# Measuring my bands



## Sean (Nov 17, 2011)

Guys,
I did a search here on band length figuring I'll need a decent place to start when my Thera Gold arrives here
in a week or so. Keep in mind, I have no experience with banding. I decided as a starting point of 25mm to 20mm
taper, and 8" in length.

So... my question is some of the band is over the fork and some is through and tied on the pouch so when I
measure and cut the bulk I would cut about 10" for a 8" fork to pouch finish?

Thanks,
Sean


----------



## Ry-shot (Jul 22, 2011)

i cut my theraband 25 cm in length , 2 cm straight cut , 10 inches is fine


----------



## Sean (Nov 17, 2011)

Thanks ry-shot. I'll experiment a bit and see what's comfortable.


----------



## Hrawk (Oct 25, 2010)

Have you measured and know what your draw length is ? I find this is very important to know to get the most out of your bands.

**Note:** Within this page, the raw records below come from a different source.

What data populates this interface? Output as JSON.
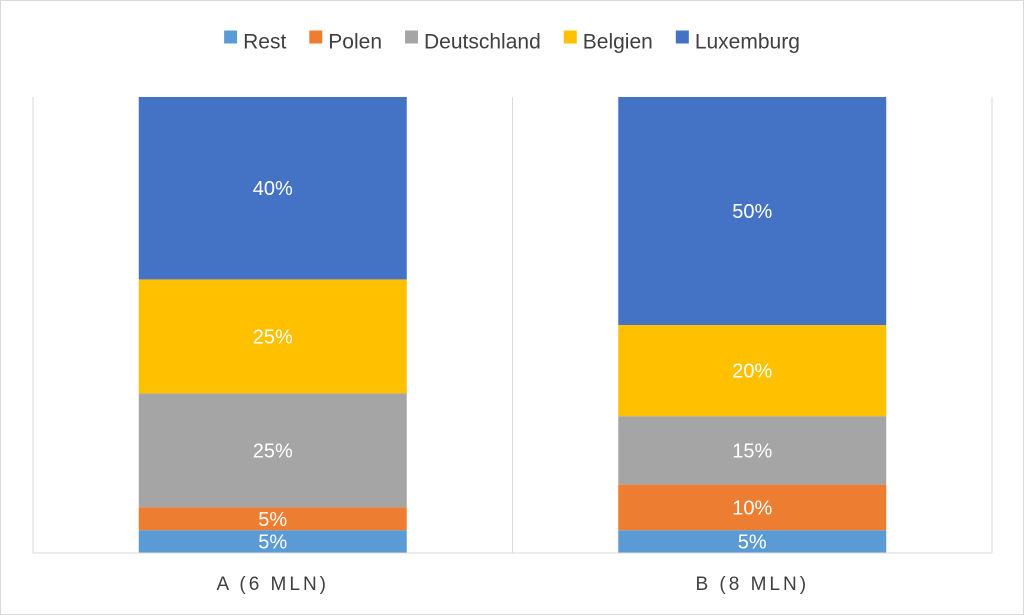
{
  "chart_data": {
    "type": "bar",
    "stacked": true,
    "normalized": true,
    "categories": [
      "A (6 MLN)",
      "B (8 MLN)"
    ],
    "series": [
      {
        "name": "Rest",
        "values": [
          5,
          5
        ],
        "labels": [
          "5%",
          "5%"
        ],
        "color": "#5B9BD5"
      },
      {
        "name": "Polen",
        "values": [
          5,
          10
        ],
        "labels": [
          "5%",
          "10%"
        ],
        "color": "#ED7D31"
      },
      {
        "name": "Deutschland",
        "values": [
          25,
          15
        ],
        "labels": [
          "25%",
          "15%"
        ],
        "color": "#A5A5A5"
      },
      {
        "name": "Belgien",
        "values": [
          25,
          20
        ],
        "labels": [
          "25%",
          "20%"
        ],
        "color": "#FFC000"
      },
      {
        "name": "Luxemburg",
        "values": [
          40,
          50
        ],
        "labels": [
          "40%",
          "50%"
        ],
        "color": "#4472C4"
      }
    ],
    "legend_position": "top",
    "grid": false
  }
}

Using Thera Band Gold, 9.5mm steel and an 84cm draw:

Standard
*30mm x 20mm x 180mm* - Effective band length of 160mm & 525% elongation.
(approx 15 band sets per meter)

Max Speed
*30mm x 20mm x 160mm* - Effective band length of 140mm & 600% elongation
(approx 18 band sets per meter)

Long Life
*30mm x 20mm x 200mm* - Effective band length of 180mm & 460% elongation
(exactly 15 band sets per meter)


----------



## Sean (Nov 17, 2011)

thanks for the info. I hope I'm doing the measurement of draw length correctly by using a tape measure which by
my calcualtions is about 90cm. I'll put it into the band measurement calc I saw a link to and see what it comes up with.


----------



## Jack Ratt (Sep 18, 2011)

I didn't notice this when I started my thread on same subject, lol. I'm using 1745 dankung tubes that are currently cut to 10" before banding. I'm going to shorten them though, because I'm finding I'm at full draw length and there's still a bit left in the bands


----------



## Hrawk (Oct 25, 2010)

Sean said:


> thanks for the info. I hope I'm doing the measurement of draw length correctly by using a tape measure which by
> my calcualtions is about 90cm. I'll put it into the band measurement calc I saw a link to and see what it comes up with.


Yep, spot on. I use a piece of string, draw it out like I would a slingshot, then measure the piece of string.


----------